As much as these observations seem reasonable enough, they also entail the invariable conclusion that all affirmations of truth and morality are fundamentally tyrannical. Since there can be no question of a true objectivity, making it possible to discern truth and error only inside a certain reference point, the act of choosing one reference over another becomes arbitrary or as Foucault called it, contingent. It naturally followed that arguing for a specific worldview was more an instantiation of your unique context than an attempt to communicate what you believed to be true. The subject was always subordinate to the rules within which he existed. Rules that not only informed his way of life but which also ultimately determined what he could say to be true or false. In virtue of the fact that an individual’s conceptions was fettered by this intellectual tyranny, Foucault undertook the herculean task of deconstructing these rules and contexts by showing that under the weight of his analytical knife, nothing remained which was not our own linguistic construction.

It became pointless to search for hidden meanings, underlying truths or some ulterior discourse which illuminated the secret order of things. All of us existed in an ateleological sea of islands drifting aimlessly and moving towards nowhere. And the fact that we inhabited an island, cherished a specific value, held a worldview dear to us or elaborated a certain Weltanschauung is simply a consequence of historical happenstance. Although such claims ring the death knell of most things I consider worthwhile in human life, they enjoyed wide acclaim and continues to, in my opinion, inform the undercurrents of modern culture.

It is by no means radical to say that society now suffers from a general loss of objectivity which found its loudest expression in Foucault’s works. Throughout the world we see the continuous rise of extremism whose flames are fanned mostly by the prevalent aversion towards disagreements. If, as Foucault claims, there really is no underlying thread which connects seemingly random events in history, no place where a person can meet another outside his frame of reference, what becomes the purpose of human relationships? Why would I cherish disagreements when all I see in it is a gaping cleft that reminds me of my abject loneliness? As mired with contradictions Foucault’s ideas seem to be, they are also a faithful expression of an isolation that is now widely felt. For a rational mind that prefers ugly truths over comforting delusions, it seems appealing to embrace this ambivalence and wage war against the Keepers of Weltanschauung vainly searching for something they may never find. However for a mind that is both rational but also shudders in the fear of its own separation, it would be more desirable to hold ground and use whatever means it has at its disposal to delay the isolation it perceives to be imminent.
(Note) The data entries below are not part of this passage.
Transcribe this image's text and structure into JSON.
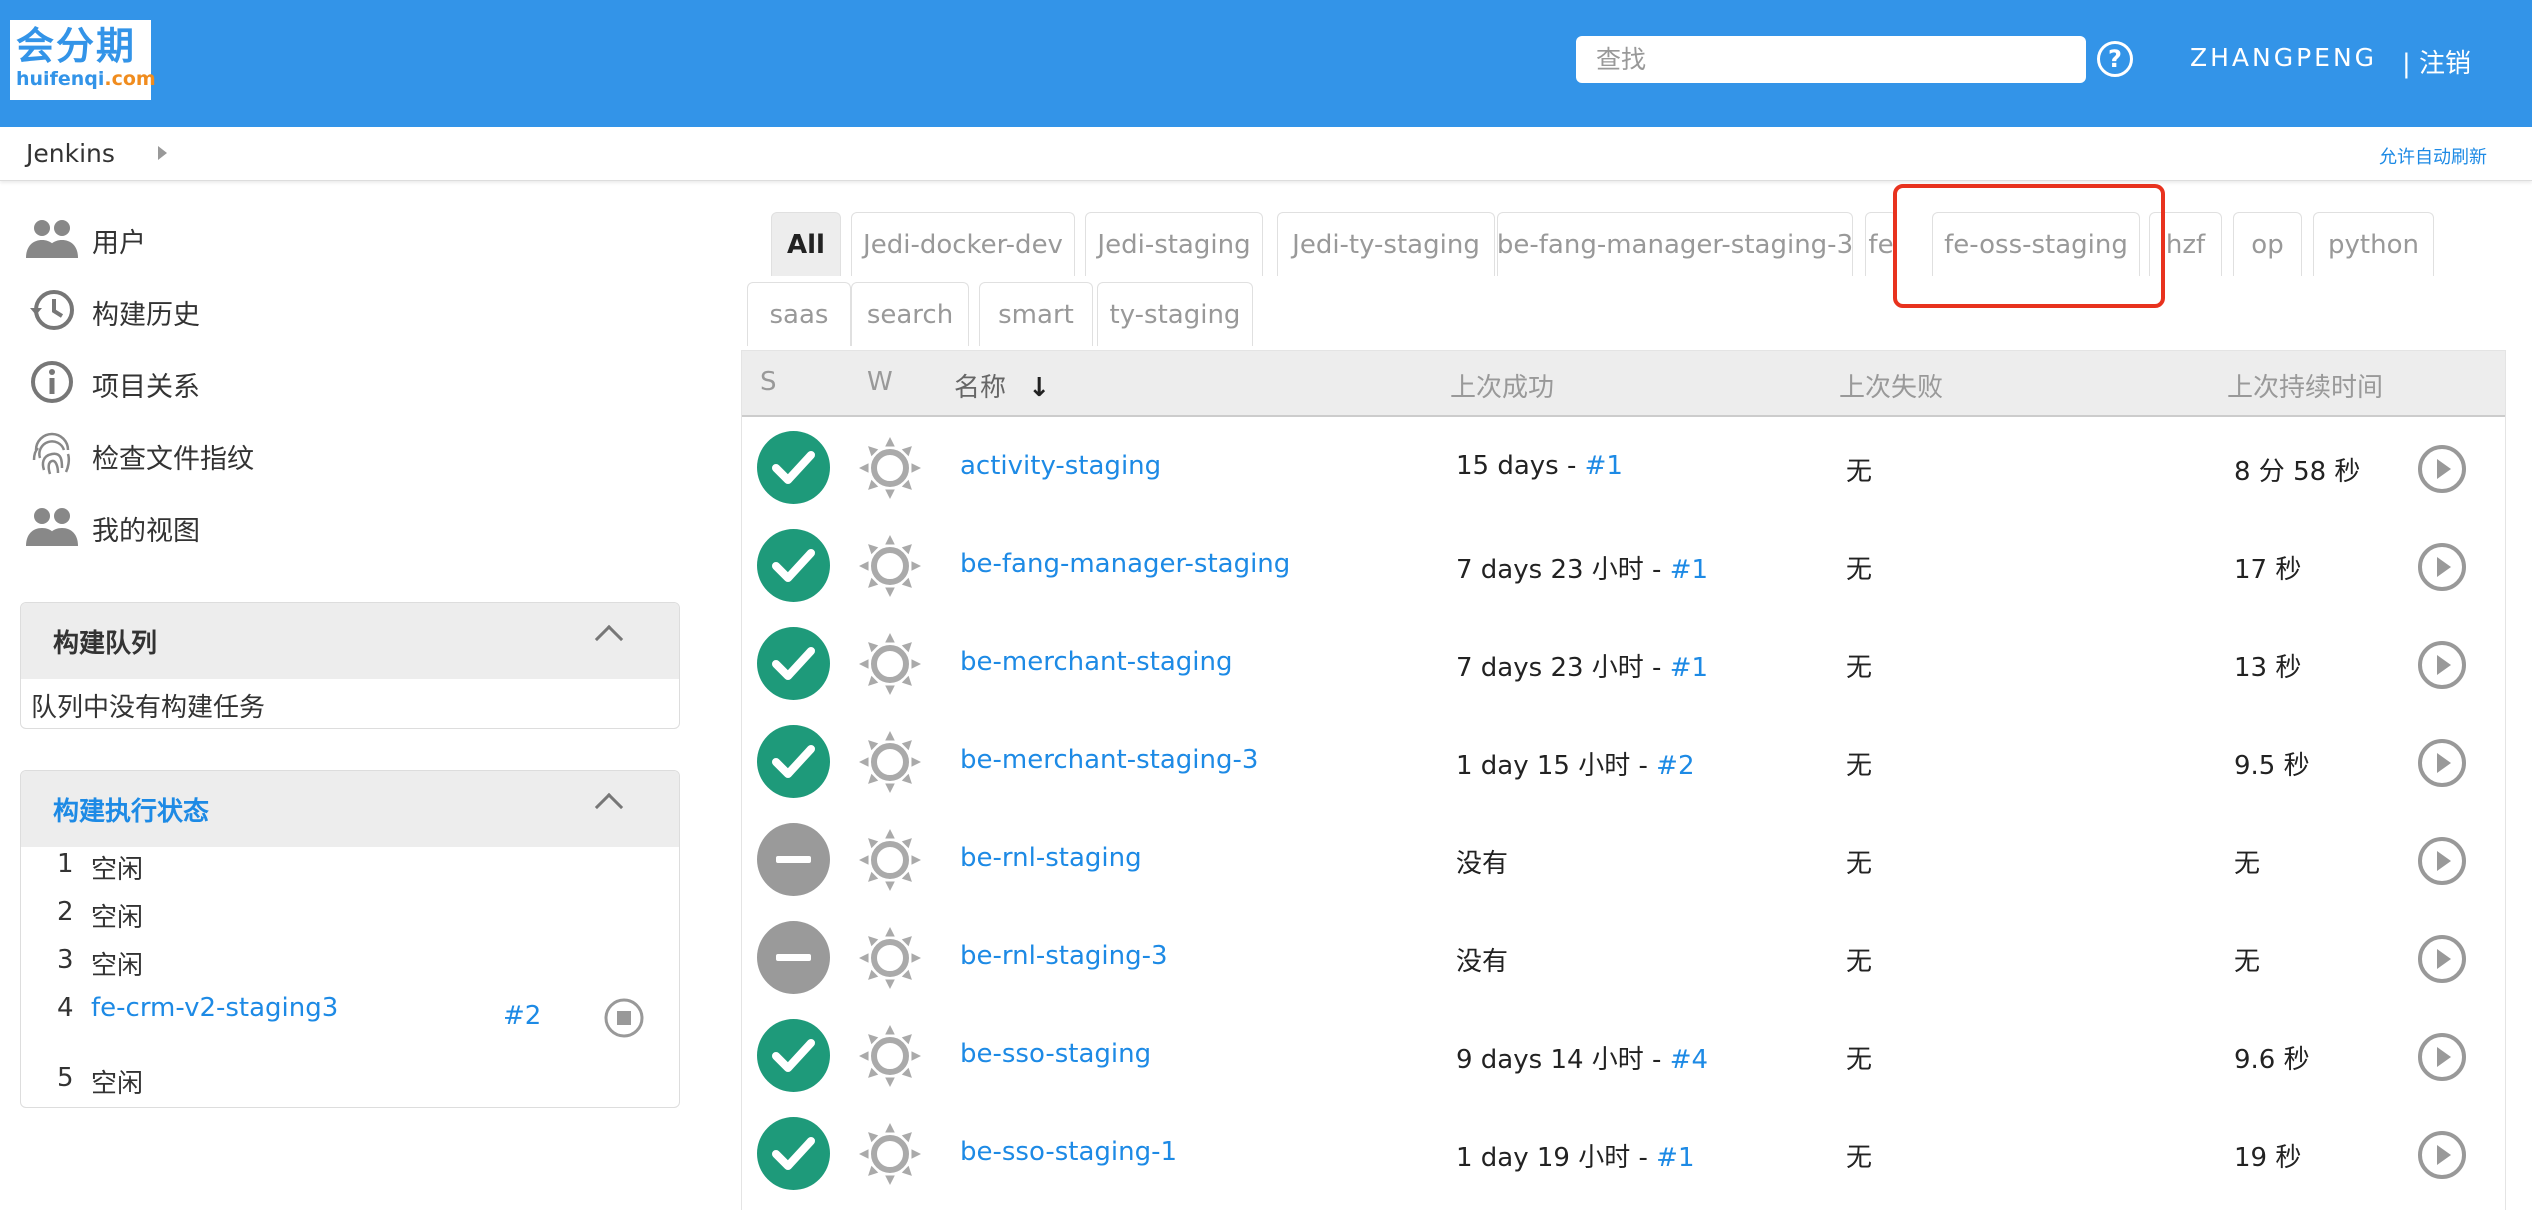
{
  "header": {
    "logo_main": "会分期",
    "logo_sub_a": "huifenqi",
    "logo_sub_b": ".com",
    "search_placeholder": "查找",
    "help": "?",
    "user": "ZHANGPENG",
    "logout": "| 注销"
  },
  "breadcrumb": {
    "root": "Jenkins",
    "auto_refresh": "允许自动刷新"
  },
  "sidebar": [
    {
      "label": "用户",
      "icon": "people-icon"
    },
    {
      "label": "构建历史",
      "icon": "history-icon"
    },
    {
      "label": "项目关系",
      "icon": "info-icon"
    },
    {
      "label": "检查文件指纹",
      "icon": "fingerprint-icon"
    },
    {
      "label": "我的视图",
      "icon": "people-icon"
    }
  ],
  "queue": {
    "title": "构建队列",
    "empty": "队列中没有构建任务"
  },
  "executors": {
    "title": "构建执行状态",
    "rows": [
      {
        "num": "1",
        "label": "空闲"
      },
      {
        "num": "2",
        "label": "空闲"
      },
      {
        "num": "3",
        "label": "空闲"
      },
      {
        "num": "4",
        "label": "fe-crm-v2-staging3",
        "build": "#2"
      },
      {
        "num": "5",
        "label": "空闲"
      }
    ]
  },
  "tabs": [
    "All",
    "Jedi-docker-dev",
    "Jedi-staging",
    "Jedi-ty-staging",
    "be-fang-manager-staging-3",
    "fe",
    "fe-oss-staging",
    "hzf",
    "op",
    "python",
    "saas",
    "search",
    "smart",
    "ty-staging"
  ],
  "table": {
    "headers": {
      "s": "S",
      "w": "W",
      "name": "名称",
      "sort": "↓",
      "last_success": "上次成功",
      "last_failure": "上次失败",
      "last_duration": "上次持续时间"
    },
    "rows": [
      {
        "status": "success",
        "name": "activity-staging",
        "ls_text": "15 days - ",
        "ls_build": "#1",
        "lf": "无",
        "ld": "8 分 58 秒"
      },
      {
        "status": "success",
        "name": "be-fang-manager-staging",
        "ls_text": "7 days 23 小时 - ",
        "ls_build": "#1",
        "lf": "无",
        "ld": "17 秒"
      },
      {
        "status": "success",
        "name": "be-merchant-staging",
        "ls_text": "7 days 23 小时 - ",
        "ls_build": "#1",
        "lf": "无",
        "ld": "13 秒"
      },
      {
        "status": "success",
        "name": "be-merchant-staging-3",
        "ls_text": "1 day 15 小时 - ",
        "ls_build": "#2",
        "lf": "无",
        "ld": "9.5 秒"
      },
      {
        "status": "notbuilt",
        "name": "be-rnl-staging",
        "ls_text": "没有",
        "ls_build": "",
        "lf": "无",
        "ld": "无"
      },
      {
        "status": "notbuilt",
        "name": "be-rnl-staging-3",
        "ls_text": "没有",
        "ls_build": "",
        "lf": "无",
        "ld": "无"
      },
      {
        "status": "success",
        "name": "be-sso-staging",
        "ls_text": "9 days 14 小时 - ",
        "ls_build": "#4",
        "lf": "无",
        "ld": "9.6 秒"
      },
      {
        "status": "success",
        "name": "be-sso-staging-1",
        "ls_text": "1 day 19 小时 - ",
        "ls_build": "#1",
        "lf": "无",
        "ld": "19 秒"
      }
    ]
  },
  "colors": {
    "header": "#3394e8",
    "link": "#1d8ae5",
    "success": "#1e9a7a",
    "notbuilt": "#9a9a9a",
    "highlight": "#e8321e"
  }
}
So it is no surprise that we are no longer able to find a place of commonality in disagreements. We tenaciously cling on to our beliefs and worldviews because, much like Foucault, we are not quite sure what exists outside of them. And we are more terrified of what we are without them. Therefore as much as I recognize the seeming arbitrariness of my own notions, in what hope am I to relinquish them, even momentarily, if all I see outside my island are vistas of interpretations and perspectives stretching into nothingness? Isn’t this all the more reason to hold on to what has been given to me? Wouldn’t I be a fool to forsake what I imperfectly know for a possibility of perfection I might never attain? We have nursed these questions deep in our hearts, albeit rather poorly, and we are preoccupied with answering it unlike a fool, but why shouldn’t you be a fool?